We wtorek szef ukraińskiej dyplomacji, Dmytro Kułeba udzielił wywiadu stacji France24. Twierdził w nim, że Ukraina rozwiąże problem blokowania przez Rosję eksportu zboża, jak tylko dostanie od Zachodu myśliwce F-16.

Oczywiście, kiedy dostaniemy F-16, to nie będziemy zależni od rosyjskiego szantażu w kwestii eksportu ukraińskiego zboża na światowe rynki. Im szybciej je otrzymamy, tym prędzej będziemy mogli uruchomić nowy korytarz [zbożowy – red.], który będzie bezpieczny, efektywny i który będzie działać bez żadnych przeszkód” – powiedział ukraiński minister.

Dodał, że dzięki temu temu, „tony ukraińskiego zboża będą dostarczane na światowe rynki”, co doprowadzi do ustabilizowania i spadku cen zbóż. Uważa, że wielu ludzi uniknie też głodu, a Rosja nie będzie już mogła „szantażować całego świata”.

Kułeba skrytykował też żądania szeregu krajów członkowskich Unii Europejskich, które domagają się wydłużenia zakazu importu ukraińskiego zboża po 15 września br., gdy wygasają unijne ograniczenia. Argumentował, że takie działanie jest na rękę Moskwie.

„Żądania niektórych krajów na przedłużenie unijnych ograniczeń po 15 września jest też sprzeczne z ich interesami.
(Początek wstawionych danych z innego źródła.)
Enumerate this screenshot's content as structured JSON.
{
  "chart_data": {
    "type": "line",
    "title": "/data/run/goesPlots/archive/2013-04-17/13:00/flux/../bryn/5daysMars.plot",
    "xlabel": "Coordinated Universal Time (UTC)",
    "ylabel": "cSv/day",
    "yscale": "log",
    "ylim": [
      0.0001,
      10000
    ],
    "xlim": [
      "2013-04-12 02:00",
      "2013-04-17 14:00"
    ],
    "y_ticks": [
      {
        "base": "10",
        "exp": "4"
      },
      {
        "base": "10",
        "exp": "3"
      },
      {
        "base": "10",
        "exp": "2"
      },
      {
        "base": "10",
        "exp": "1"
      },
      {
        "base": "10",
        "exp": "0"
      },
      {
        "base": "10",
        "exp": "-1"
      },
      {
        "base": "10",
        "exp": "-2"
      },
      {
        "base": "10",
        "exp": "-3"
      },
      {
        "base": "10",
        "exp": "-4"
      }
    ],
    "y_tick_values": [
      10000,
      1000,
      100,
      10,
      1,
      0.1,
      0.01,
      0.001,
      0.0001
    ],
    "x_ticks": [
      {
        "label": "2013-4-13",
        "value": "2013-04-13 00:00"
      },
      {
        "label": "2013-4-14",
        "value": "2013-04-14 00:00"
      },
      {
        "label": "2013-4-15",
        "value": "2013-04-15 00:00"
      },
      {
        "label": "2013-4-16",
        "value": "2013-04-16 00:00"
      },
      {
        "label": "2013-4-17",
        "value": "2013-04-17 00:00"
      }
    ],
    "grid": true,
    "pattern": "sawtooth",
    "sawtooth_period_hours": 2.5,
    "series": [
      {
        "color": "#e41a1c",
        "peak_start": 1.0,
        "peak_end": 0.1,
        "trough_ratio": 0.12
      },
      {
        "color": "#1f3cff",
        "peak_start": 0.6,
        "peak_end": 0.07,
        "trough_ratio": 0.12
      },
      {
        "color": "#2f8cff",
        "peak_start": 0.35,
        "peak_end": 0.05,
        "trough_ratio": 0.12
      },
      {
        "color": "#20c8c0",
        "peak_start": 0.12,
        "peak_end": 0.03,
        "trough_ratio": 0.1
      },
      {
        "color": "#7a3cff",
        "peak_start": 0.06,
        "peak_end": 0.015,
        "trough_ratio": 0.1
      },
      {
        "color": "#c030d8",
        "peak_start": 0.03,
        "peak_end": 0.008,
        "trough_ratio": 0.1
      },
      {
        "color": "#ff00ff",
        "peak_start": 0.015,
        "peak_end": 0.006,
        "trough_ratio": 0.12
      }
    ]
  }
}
Trzeba też pamiętać, że jedną z przyczyn tego, że Rosja niszczy ukraińską infrastrukturę zbożową jest to, że chce sprowokować dodatkowe napięcia między Ukraina a jej szanowanymi sąsiadami. Nie możemy grać na rękę Putinowi, nie powinniśmy grać w jego grę” – powiedział szef MSZ Ukrainy.

„Ściśle współpracujemy z naszymi partnerami, przyjaciółmi, sąsiadami, aby uniknąć sytuacji, w której Putin będzie zacierać ręce i śmiać się, podczas gdy inne kraje nalegają na to, żeby ukraińskie zboże nie było do nich importowane” – dodał Kułeba.

Czytaj także: Wicepremier Ukrainy grozi Polsce krokami odwetowymi w razie wydłużenia zakazu eksportu zboża

Przypomnijmy, że premier Mateusz Morawiecki zadeklarował w ubiegłym tygodniu, że Polska nie otworzy granicy z Ukrainą dla produktów zbożowych po wygaśnięciu 15 września moratorium Komisji Europejskiej. Podobnie deklarują m.in. przedstawiciele rządów Węgier, Słowacji, Bułgarii i Rumunii, które również obejmuje unijny zakaz sprowadzania ukraińskiej pszenicy, kukurydzy, rzepaku i słonecznika. Pięć państw podkreśla, że moratorium powinno zostać przedłużone do końca tego roku.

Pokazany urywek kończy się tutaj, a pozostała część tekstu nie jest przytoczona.